In the energy: chemical category, the $5,000 Best of Category Award went to Kendra Zhang of Jericho High School in Jericho, N.Y., for her paper titled “A Paper-Based Microbial Fuel Cell for Glucose Monitoring in Saliva.”

ACS was among the corporate, academic, governmental, and science-focused organizations that gave out additional prizes.

Kyle Fridberg received the $4,000 first-place ACS award for his paper.

The $3,000 second-place award went to Arnob Das of Jesuit High School in Portland, Ore., for his project titled “Solution Grown and Tunable Plastic Magnets: Room Temperature Ferromagnetism in Mesoscopic Conjugated Polymer Rings.”

The $2,000 third-place award went to Archana Verma of Jericho High School for her project titled “Spin-Orbit Coupling Induced Heterogeneous Excited-State Dynamics of 6-Coordinate Transition Metal Protodyes.”

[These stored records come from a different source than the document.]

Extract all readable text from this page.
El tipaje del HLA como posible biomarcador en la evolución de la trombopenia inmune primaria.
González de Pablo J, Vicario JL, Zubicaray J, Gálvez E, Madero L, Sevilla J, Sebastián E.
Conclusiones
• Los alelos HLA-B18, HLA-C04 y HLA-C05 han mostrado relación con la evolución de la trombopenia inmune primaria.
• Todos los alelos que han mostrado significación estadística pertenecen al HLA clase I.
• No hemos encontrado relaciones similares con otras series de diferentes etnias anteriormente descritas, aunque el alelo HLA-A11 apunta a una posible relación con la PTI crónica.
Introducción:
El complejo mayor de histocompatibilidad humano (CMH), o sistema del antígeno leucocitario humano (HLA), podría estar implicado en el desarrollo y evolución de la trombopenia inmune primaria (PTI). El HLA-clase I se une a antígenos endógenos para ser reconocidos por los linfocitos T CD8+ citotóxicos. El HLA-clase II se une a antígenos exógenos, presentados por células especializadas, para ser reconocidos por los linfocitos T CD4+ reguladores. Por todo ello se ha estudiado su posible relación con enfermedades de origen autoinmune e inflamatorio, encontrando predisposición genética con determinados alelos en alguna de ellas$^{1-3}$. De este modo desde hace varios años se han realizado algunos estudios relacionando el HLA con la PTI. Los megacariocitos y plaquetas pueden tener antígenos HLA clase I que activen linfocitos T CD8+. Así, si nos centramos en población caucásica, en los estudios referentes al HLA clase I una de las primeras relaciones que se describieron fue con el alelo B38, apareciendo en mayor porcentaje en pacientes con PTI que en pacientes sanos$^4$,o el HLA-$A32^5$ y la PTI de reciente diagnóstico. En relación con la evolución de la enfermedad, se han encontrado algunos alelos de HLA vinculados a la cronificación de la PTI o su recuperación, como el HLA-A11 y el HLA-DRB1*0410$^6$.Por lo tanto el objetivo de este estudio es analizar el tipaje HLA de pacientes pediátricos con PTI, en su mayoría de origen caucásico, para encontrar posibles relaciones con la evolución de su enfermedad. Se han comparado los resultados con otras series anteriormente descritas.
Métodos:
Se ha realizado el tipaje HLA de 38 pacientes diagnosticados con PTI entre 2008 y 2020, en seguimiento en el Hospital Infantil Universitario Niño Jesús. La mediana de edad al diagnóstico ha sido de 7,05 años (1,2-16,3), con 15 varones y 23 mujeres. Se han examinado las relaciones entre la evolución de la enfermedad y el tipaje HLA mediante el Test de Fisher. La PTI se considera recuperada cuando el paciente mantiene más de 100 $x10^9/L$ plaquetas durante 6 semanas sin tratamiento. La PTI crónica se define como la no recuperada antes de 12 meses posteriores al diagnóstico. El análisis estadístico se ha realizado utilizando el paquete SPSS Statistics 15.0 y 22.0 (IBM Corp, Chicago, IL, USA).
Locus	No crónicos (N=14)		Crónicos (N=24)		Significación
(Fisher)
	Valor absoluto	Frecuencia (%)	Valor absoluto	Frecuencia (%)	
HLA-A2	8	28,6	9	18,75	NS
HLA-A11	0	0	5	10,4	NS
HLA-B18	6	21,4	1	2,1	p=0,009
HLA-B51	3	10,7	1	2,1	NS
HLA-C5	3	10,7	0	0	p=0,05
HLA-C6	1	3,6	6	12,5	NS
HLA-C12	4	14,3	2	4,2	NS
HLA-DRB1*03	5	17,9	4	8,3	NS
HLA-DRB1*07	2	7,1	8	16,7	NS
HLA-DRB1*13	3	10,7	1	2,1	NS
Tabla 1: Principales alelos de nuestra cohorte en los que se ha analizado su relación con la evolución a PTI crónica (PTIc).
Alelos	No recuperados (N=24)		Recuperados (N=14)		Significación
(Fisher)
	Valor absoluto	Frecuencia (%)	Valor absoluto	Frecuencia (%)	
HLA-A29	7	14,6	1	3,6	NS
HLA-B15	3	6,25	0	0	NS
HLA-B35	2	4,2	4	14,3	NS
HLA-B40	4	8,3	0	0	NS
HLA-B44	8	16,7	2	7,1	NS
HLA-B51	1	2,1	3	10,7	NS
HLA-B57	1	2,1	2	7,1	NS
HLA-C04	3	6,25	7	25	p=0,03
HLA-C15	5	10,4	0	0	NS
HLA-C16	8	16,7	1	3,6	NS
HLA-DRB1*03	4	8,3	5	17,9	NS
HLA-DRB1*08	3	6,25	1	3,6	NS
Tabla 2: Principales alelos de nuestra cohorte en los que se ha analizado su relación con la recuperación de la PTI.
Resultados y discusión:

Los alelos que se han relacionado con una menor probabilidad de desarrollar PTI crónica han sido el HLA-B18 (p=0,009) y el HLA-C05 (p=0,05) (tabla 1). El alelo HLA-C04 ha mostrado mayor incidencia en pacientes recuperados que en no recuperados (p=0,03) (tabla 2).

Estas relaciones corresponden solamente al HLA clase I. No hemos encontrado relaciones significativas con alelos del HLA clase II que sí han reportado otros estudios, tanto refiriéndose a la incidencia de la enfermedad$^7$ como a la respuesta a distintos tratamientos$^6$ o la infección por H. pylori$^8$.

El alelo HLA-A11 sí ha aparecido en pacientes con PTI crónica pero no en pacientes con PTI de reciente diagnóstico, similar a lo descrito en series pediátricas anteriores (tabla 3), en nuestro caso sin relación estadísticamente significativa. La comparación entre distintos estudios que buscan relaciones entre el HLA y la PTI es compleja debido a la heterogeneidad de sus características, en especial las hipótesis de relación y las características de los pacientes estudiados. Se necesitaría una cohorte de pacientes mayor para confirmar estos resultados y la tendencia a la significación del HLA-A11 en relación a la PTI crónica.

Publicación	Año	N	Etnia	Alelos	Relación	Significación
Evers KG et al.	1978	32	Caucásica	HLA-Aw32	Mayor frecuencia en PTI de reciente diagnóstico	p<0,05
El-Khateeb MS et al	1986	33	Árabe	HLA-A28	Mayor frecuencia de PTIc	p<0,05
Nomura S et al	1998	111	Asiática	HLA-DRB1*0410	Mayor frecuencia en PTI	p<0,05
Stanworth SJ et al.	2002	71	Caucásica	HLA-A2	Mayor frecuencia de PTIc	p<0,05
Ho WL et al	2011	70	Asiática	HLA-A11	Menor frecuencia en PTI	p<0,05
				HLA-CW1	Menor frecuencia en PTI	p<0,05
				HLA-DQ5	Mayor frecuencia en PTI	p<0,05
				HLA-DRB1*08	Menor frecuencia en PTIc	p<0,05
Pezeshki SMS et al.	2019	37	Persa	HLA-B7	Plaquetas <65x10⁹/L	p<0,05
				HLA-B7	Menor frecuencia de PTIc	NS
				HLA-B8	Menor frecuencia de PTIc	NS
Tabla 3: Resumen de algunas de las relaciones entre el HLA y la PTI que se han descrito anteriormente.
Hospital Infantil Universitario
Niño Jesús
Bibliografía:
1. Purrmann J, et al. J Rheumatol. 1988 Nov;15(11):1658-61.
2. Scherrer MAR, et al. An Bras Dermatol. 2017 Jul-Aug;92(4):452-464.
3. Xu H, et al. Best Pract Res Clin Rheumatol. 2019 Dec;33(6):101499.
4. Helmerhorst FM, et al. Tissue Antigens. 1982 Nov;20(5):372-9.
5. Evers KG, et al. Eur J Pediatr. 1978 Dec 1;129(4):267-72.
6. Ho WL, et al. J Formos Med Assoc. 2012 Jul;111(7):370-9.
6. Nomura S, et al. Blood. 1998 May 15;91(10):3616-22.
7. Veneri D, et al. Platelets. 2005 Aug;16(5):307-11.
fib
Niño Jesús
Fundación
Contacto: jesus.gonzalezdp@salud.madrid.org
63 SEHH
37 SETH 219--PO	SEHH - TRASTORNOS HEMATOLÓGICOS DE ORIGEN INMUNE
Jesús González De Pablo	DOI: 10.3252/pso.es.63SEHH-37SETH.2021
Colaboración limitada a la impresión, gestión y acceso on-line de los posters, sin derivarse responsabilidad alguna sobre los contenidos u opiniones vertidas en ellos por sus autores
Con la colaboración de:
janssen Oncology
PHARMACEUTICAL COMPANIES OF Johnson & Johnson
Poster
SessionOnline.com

The $1,000 fourth-place award went to Alexandra Samoylova and Maria Makarova of the Moscow Chemical Lyceum of Moscow South-Eastern Lyceum & Grammar School Complex for their project titled “Utilization of Carbon Monoxide as a Reducing Agent for C–C and C–N Bond Formation: Application to Asymmetric Catalyst and Synthesis of New Effective Fungicide.”